Mod add seed issue
nix-apollo opened this issue · 2 comments
From @danbraunai-apollo:
This is also an issue/bug for ModularArithmetic. We have an even worse setup there with this code in create_modular_arithmetic_dataset:
modulus = cfg["dataset"]["modulus"]
fn_name = cfg["dataset"]["fn_name"]
frac_train = cfg["dataset"]["frac_train"]
seed = cfg["seed"]
modulus = dataset_config.modulus or modulus
fn_name = dataset_config.fn_name or fn_name
frac_train = dataset_config.frac_train if dataset_config.frac_train is not None else frac_train
seed = dataset_config.seed if dataset_config.seed is not None else seed
This looks for a main config seed in the saved model (as opposed to looking for seed in the dataset config), and replaces it with a seed in the dataset config.
I'm confused by what the problem is, @danbraunai-apollo should clarify.
I think the code above should have the line
+ dataset_seed = cfg["dataset"]["seed"]
- seed = cfg["seed"]
and then passing dataset_seed instead of seed where used in the future.
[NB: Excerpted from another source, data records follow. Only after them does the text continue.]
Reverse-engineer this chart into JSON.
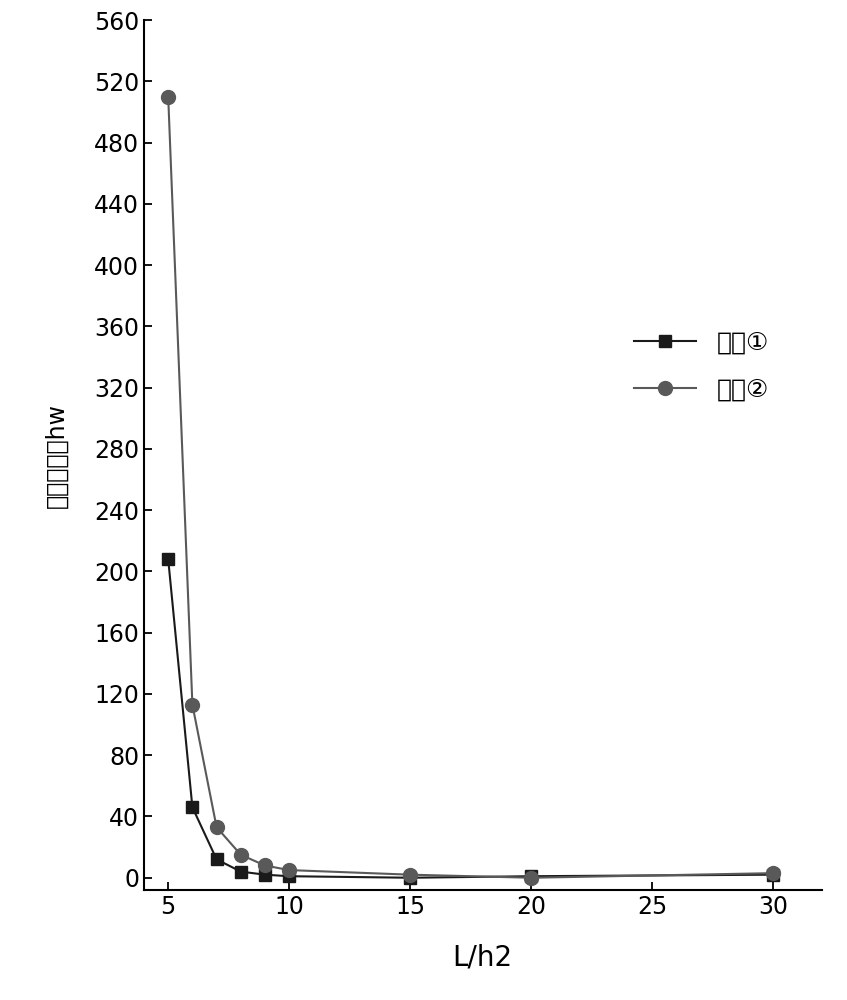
{
  "series1_x": [
    5,
    6,
    7,
    8,
    9,
    10,
    15,
    20,
    30
  ],
  "series1_y": [
    208,
    46,
    12,
    4,
    2,
    1,
    0,
    1,
    2
  ],
  "series2_x": [
    5,
    6,
    7,
    8,
    9,
    10,
    15,
    20,
    30
  ],
  "series2_y": [
    510,
    113,
    33,
    15,
    8,
    5,
    2,
    0,
    3
  ],
  "series1_label": "实例①",
  "series2_label": "实例②",
  "series1_color": "#1a1a1a",
  "series2_color": "#595959",
  "xlabel": "L/h2",
  "ylabel": "临界水头巪hw",
  "xlim": [
    4,
    32
  ],
  "ylim": [
    -8,
    560
  ],
  "yticks": [
    0,
    40,
    80,
    120,
    160,
    200,
    240,
    280,
    320,
    360,
    400,
    440,
    480,
    520,
    560
  ],
  "xticks": [
    5,
    10,
    15,
    20,
    25,
    30
  ],
  "background_color": "#ffffff",
  "xlabel_fontsize": 20,
  "ylabel_fontsize": 17,
  "tick_fontsize": 17,
  "legend_fontsize": 18,
  "line_width": 1.5,
  "marker_size_square": 9,
  "marker_size_circle": 10
}
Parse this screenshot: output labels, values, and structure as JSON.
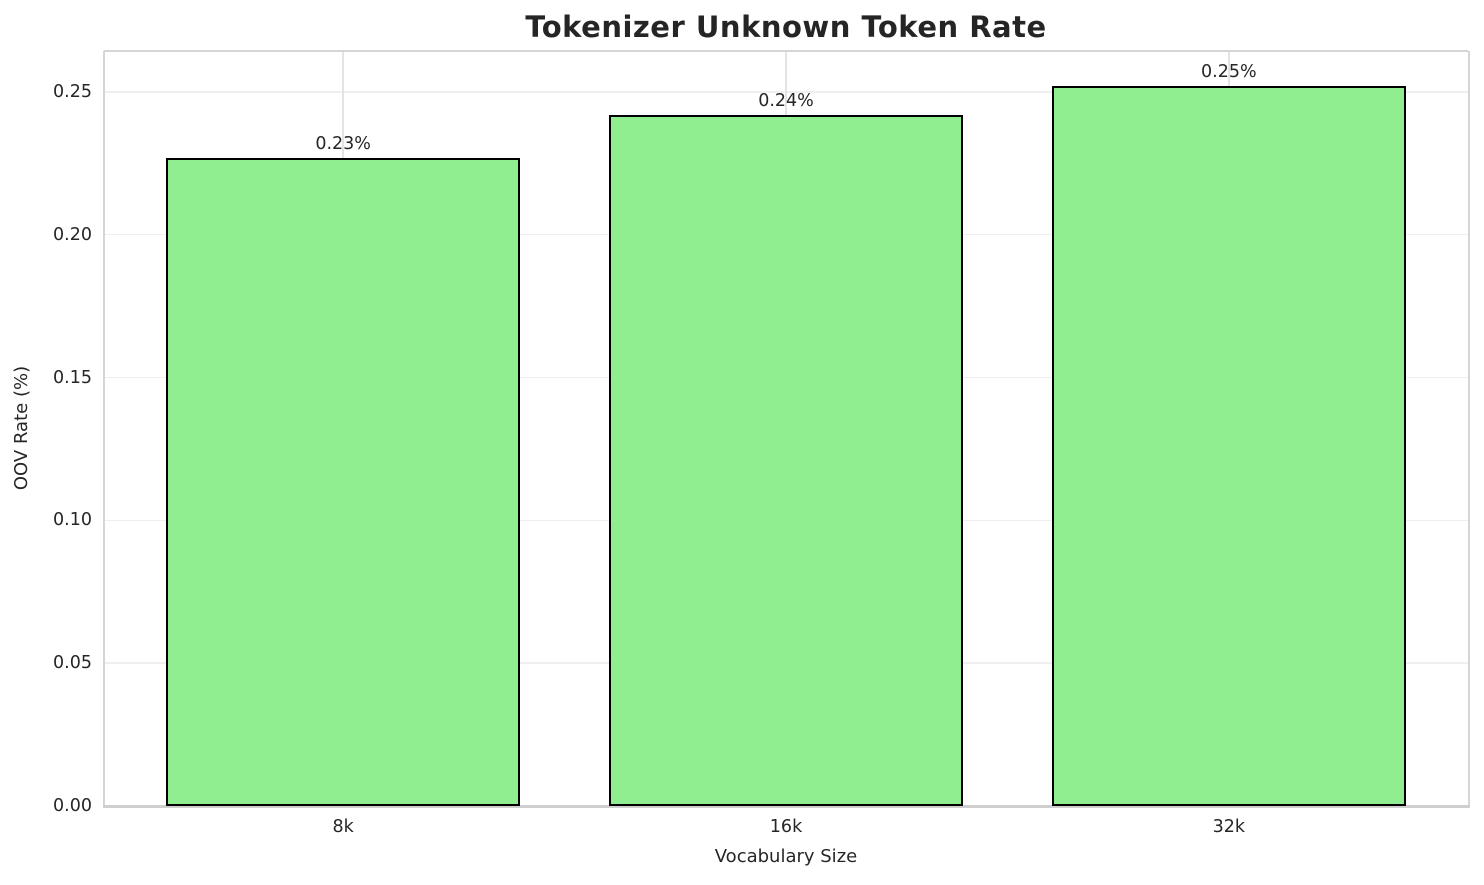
{
  "chart_data": {
    "type": "bar",
    "title": "Tokenizer Unknown Token Rate",
    "xlabel": "Vocabulary Size",
    "ylabel": "OOV Rate (%)",
    "categories": [
      "8k",
      "16k",
      "32k"
    ],
    "values": [
      0.227,
      0.242,
      0.252
    ],
    "bar_labels": [
      "0.23%",
      "0.24%",
      "0.25%"
    ],
    "yticks": [
      0,
      0.05,
      0.1,
      0.15,
      0.2,
      0.25
    ],
    "ytick_labels": [
      "0.00",
      "0.05",
      "0.10",
      "0.15",
      "0.20",
      "0.25"
    ],
    "ylim": [
      0,
      0.2643
    ],
    "xlim": [
      -0.54,
      2.54
    ],
    "bar_width": 0.8,
    "grid": true,
    "legend_position": "none",
    "colors": {
      "bar_fill": "#90EE90",
      "bar_edge": "#000000",
      "grid_line_h": "#efefef",
      "grid_line_v": "#e4e4e4",
      "spine": "#d5d5d5",
      "text": "#262626",
      "background": "#ffffff"
    }
  }
}
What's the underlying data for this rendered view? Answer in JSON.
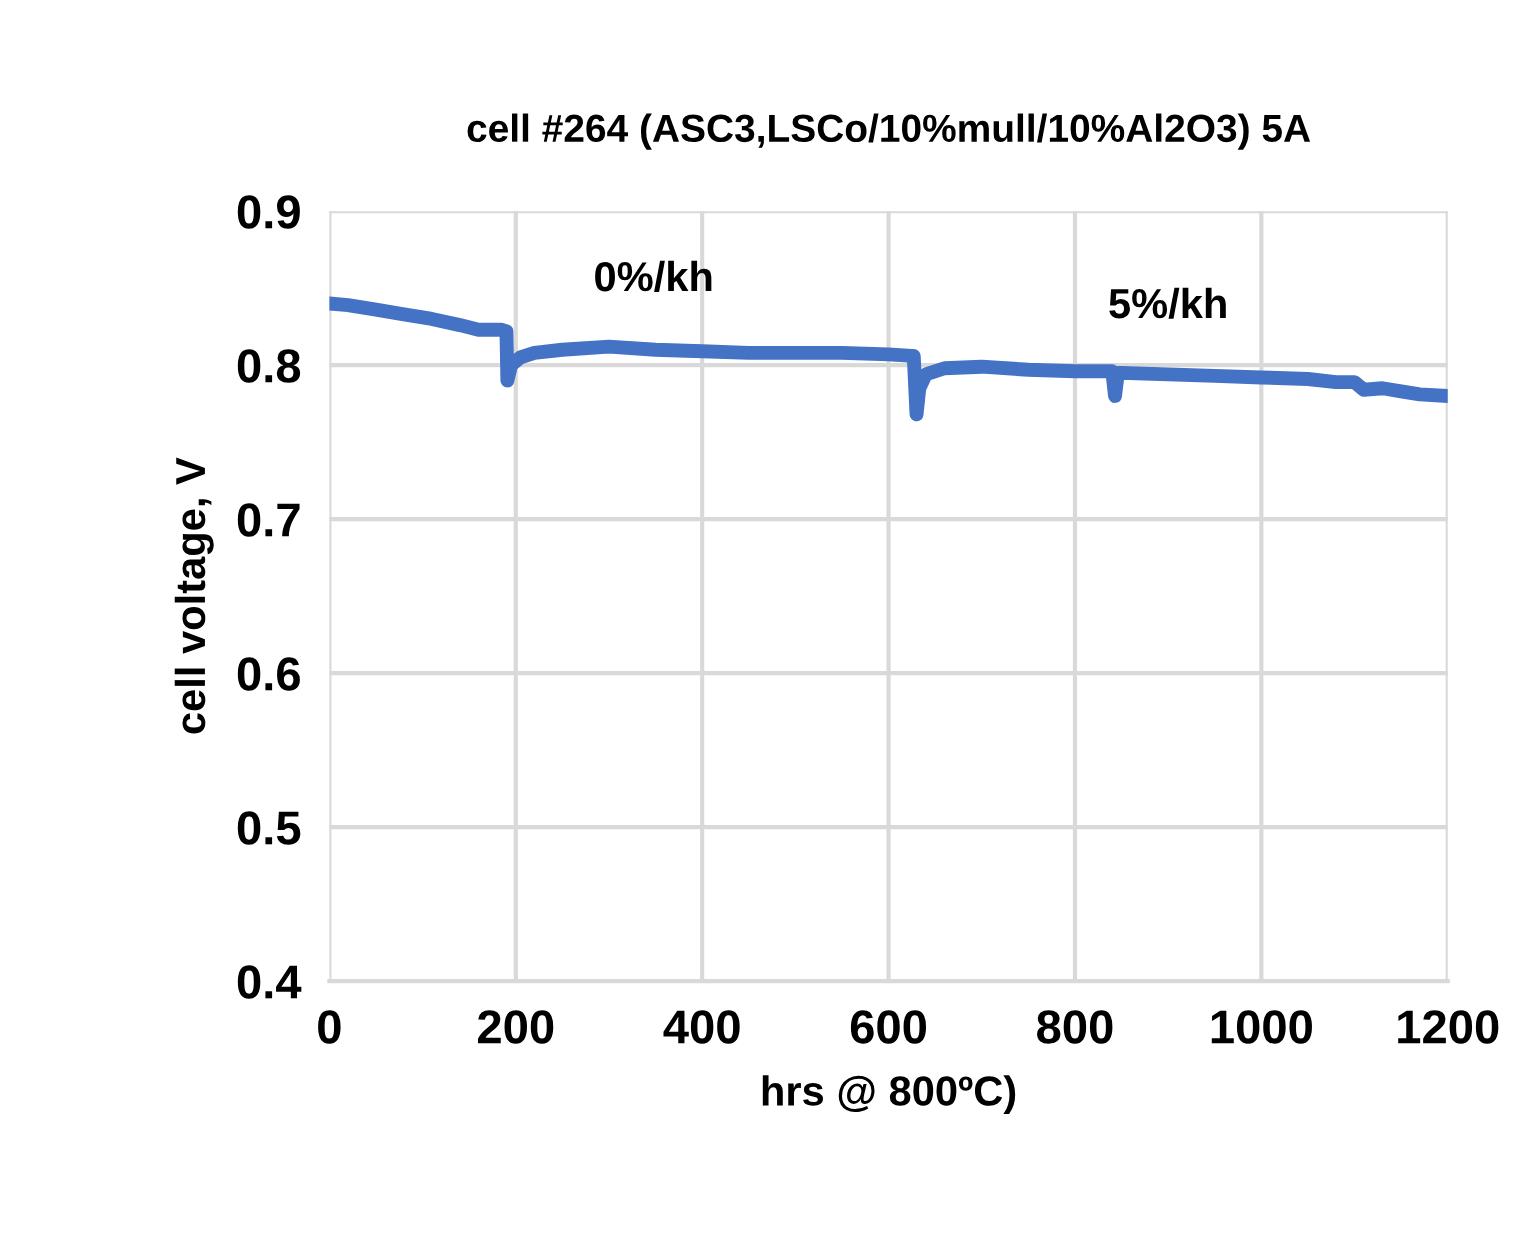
{
  "chart_data": {
    "type": "line",
    "title": "cell #264 (ASC3,LSCo/10%mull/10%Al2O3) 5A",
    "xlabel": "hrs @ 800ºC)",
    "ylabel": "cell voltage, V",
    "series": [
      {
        "color": "#4472c4",
        "x": [
          0,
          20,
          50,
          80,
          110,
          140,
          160,
          185,
          190,
          191,
          195,
          205,
          220,
          250,
          300,
          350,
          400,
          450,
          500,
          550,
          600,
          625,
          627,
          630,
          633,
          640,
          660,
          700,
          750,
          800,
          840,
          843,
          846,
          850,
          900,
          950,
          1000,
          1050,
          1080,
          1100,
          1110,
          1130,
          1150,
          1170,
          1200
        ],
        "values": [
          0.84,
          0.839,
          0.836,
          0.833,
          0.83,
          0.826,
          0.823,
          0.823,
          0.822,
          0.79,
          0.8,
          0.805,
          0.808,
          0.81,
          0.812,
          0.81,
          0.809,
          0.808,
          0.808,
          0.808,
          0.807,
          0.806,
          0.806,
          0.768,
          0.785,
          0.794,
          0.798,
          0.799,
          0.797,
          0.796,
          0.796,
          0.78,
          0.795,
          0.795,
          0.794,
          0.793,
          0.792,
          0.791,
          0.789,
          0.789,
          0.784,
          0.785,
          0.783,
          0.781,
          0.78
        ]
      }
    ],
    "xlim": [
      0,
      1200
    ],
    "xticks": [
      0,
      200,
      400,
      600,
      800,
      1000,
      1200
    ],
    "ylim": [
      0.4,
      0.9
    ],
    "yticks": [
      0.4,
      0.5,
      0.6,
      0.7,
      0.8,
      0.9
    ],
    "grid": true,
    "marker": "none",
    "line_style": "solid",
    "annotations": [
      "0%/kh",
      "5%/kh"
    ]
  }
}
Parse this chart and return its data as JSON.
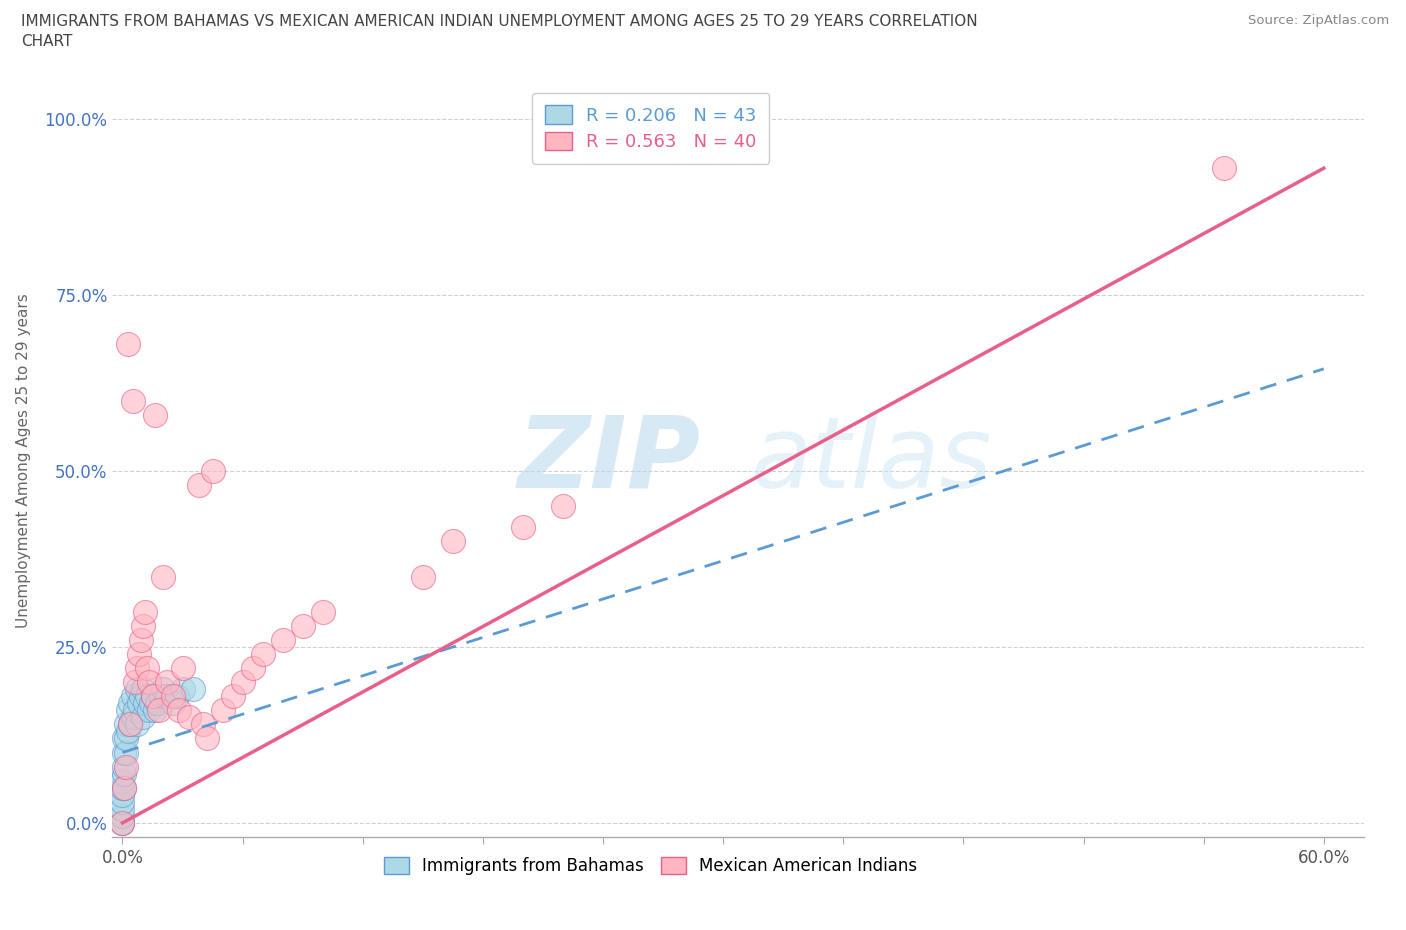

Also, since this value can be None, we have to handle passing seed=None to train_test_split in create_modular_arithmetic_dataset
. The best thing to do IMO is to have a thing at the start of all modular arithmetic scripts which does config.dataset.seed = config.seed
if config.dataset.seed is None
.
The way the code current works is "let's use config.dataset.seed to manage the dataset when training the model. But if loading a trained model, let's use config.seed."